Reproductrice ou ouvrière: la reine est capable d'influencer le sort de ses filles en jouant sur leur régime alimentaire, selon une étude réalisée sur une abeille sauvage par Michel Chapuisat et Nayuta Brand du Département d'écologie et évolution (DEE) de l'UNIL. Les résultats sont publiés dans l'édition du 10 décembre 2012 de Frontiers in Zoology.
Les recherches de l'équipe lausannoise ont été réalisées sur une abeille sauvage, l'halicte de la scabieuse Halictus scabiosae. Dans ces sociétés primitives d'insectes, les rôles sont divisés entre les reproducteurs (reines et mâles) et les ouvrières, mais toutes les abeilles ont conservé la capacité de se reproduire. C'est leur rôle comportemental dans la colonie qui empêche ou permet la reproduction active. Michel Chapuisat et Nayuta Brand ont montré dans leur étude que les ouvrières de la première génération sont plus petites comparativement aux générations suivantes, et que ceci est influencé par la reine. En cause, des quantités de provisions plus faibles octroyées aux larves, ce qui pourrait être un moyen pour la reine de les confiner dans un rôle "altruiste", autrement dit de les inciter à aider leur mère plutôt que de se reproduire indépendamment.

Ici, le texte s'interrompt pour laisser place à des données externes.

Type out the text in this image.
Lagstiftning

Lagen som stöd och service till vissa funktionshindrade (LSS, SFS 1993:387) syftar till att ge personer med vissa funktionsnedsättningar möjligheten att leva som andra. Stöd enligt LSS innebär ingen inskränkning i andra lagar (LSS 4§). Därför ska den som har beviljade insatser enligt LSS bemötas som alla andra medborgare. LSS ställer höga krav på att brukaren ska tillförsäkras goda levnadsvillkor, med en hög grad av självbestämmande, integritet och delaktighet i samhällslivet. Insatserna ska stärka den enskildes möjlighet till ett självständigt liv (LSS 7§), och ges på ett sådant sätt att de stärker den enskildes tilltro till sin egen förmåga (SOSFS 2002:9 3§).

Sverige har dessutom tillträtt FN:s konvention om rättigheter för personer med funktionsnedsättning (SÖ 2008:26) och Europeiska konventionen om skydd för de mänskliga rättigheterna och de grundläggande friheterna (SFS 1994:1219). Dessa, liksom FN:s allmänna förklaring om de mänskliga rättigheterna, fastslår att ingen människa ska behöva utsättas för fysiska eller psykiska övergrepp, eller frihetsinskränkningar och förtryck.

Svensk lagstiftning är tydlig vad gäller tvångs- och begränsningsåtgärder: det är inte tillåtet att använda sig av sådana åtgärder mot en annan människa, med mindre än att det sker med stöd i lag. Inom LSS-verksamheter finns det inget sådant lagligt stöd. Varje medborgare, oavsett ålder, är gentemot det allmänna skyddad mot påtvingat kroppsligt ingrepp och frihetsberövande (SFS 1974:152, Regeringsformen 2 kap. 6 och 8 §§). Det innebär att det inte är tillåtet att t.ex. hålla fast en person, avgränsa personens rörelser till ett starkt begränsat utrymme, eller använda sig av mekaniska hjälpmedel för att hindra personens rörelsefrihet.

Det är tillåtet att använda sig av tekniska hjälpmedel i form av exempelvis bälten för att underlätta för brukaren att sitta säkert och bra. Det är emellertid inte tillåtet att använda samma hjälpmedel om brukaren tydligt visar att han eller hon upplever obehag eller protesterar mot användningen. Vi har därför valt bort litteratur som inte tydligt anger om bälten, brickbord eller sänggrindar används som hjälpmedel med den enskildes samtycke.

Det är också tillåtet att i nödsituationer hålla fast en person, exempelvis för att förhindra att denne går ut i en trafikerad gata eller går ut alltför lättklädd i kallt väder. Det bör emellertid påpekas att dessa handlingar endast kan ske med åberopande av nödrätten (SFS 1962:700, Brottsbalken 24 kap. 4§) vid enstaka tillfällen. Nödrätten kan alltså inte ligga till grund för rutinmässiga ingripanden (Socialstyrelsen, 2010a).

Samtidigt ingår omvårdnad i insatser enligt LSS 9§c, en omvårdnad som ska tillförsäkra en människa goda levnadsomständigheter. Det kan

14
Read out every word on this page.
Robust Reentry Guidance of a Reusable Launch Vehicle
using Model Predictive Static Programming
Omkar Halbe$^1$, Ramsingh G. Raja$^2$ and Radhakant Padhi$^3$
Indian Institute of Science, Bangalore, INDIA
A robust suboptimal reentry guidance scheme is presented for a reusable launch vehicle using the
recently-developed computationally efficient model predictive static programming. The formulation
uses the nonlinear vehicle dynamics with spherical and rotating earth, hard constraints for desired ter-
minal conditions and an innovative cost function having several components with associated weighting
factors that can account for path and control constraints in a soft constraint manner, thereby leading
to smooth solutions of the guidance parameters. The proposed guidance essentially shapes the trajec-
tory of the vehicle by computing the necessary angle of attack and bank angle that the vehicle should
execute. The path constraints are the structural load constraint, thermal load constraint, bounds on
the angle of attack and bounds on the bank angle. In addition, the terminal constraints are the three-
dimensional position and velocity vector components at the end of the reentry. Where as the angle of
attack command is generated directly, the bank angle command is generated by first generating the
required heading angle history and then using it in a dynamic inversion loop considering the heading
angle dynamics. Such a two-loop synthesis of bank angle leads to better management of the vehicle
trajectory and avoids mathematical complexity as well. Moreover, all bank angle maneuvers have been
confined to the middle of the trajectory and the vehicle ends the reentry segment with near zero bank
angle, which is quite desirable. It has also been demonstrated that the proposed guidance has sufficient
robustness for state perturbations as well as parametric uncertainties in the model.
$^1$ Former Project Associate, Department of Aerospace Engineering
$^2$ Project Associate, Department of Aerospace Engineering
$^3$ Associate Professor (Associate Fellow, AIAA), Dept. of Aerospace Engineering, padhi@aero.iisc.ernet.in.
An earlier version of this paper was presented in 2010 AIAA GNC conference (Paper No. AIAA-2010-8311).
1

Chaque printemps, les reines qui ont survécu à l'hiver établissent leurs nids dans le sol. La première descendance de l'année est généralement composée de femelles ouvrières de taille particulièrement petite qui se cantonnent à élever la génération suivante, tandis que les mâles et les femelles qui naissent ensuite sont de taille plus importante. Face à cette constatation, les chercheurs de l'UNIL ont investigué l'hypothèse que la reine restreint l'apport en nourriture de la première génération pour s'assurer une descendance de plus petit gabarit et par conséquent plus facile à dominer et moins susceptible de se reproduire.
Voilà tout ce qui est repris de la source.